At Marnie’s insistence, the four girls gather in the bathroom in the middle of the party: it’s time to discuss the State of the Friendship, and it’s the first time they’ve all appeared onscreen together this season. Shoshanna’s indictment of the friendship—that they’re all poisonous for each other—is ruthless, but not too far off base. The answer to what happened to their friendship and whether it can be salvaged is all too apparent in the way they attempt to salvage it: each prioritizes her own grievances. Hannah, Marnie, Jessa, and even Shoshanna encourage narcissism in one another.

Yet among the four girls, it is the pairing with the most painful history—Hannah and Jessa—that is destined to find some redemption. Following the ill-fated bathroom meeting, the two share a heartfelt apology. Hannah concedes that she’s not even sure who needs to be apologizing at this point, and that it doesn’t really matter. They decide to enjoy the rest of the party together. It’s a moment of maturity and selflessness that in some ways is a response to Shoshanna’s conclusion in the bathroom.

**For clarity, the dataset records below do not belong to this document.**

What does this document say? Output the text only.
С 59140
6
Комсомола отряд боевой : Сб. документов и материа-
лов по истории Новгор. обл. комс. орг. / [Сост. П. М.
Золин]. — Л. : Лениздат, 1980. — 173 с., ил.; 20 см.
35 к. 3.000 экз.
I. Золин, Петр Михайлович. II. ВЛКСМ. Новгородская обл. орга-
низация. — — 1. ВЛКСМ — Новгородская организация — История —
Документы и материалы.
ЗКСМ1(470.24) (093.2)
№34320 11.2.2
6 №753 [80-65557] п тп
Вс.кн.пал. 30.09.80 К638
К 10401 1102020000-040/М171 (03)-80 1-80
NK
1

There is something bittersweet in Hannah and Jessa’s rapprochement. It’s not that their reconciliation is impermanent; it’s just that Hannah is moving on from New York and from all of this. Her decision to start a new chapter in her life has been vindicated by the realization that the dynamic between herself, Marnie, Shoshanna, and Jessa is not sustainable for an adult life. Perhaps she and Jessa missed out on a friendship that could have had some happiness left in it, but it’s likely too late for that now.

As I watched Hannah move into her new upstate house, where she will raise her son, I had a moment of deja vu. The image of the bright, spacious new living space is reminiscent of when she moved to Iowa for the Writers’ Workshop in Season 4. Once again, she’s leaving New York in the hopes of pursuing something other than her frenzied freelance lifestyle, in a place where the fresh air is plentiful and the rent is cheap. But unlike with that move, there’s a sense that now, it’s for good—and good for Hannah. Hannah’s friendships have run their course; she is content being single; she’s ready to leave Brooklyn behind. She has, it seems, grown up. How else could Girls end?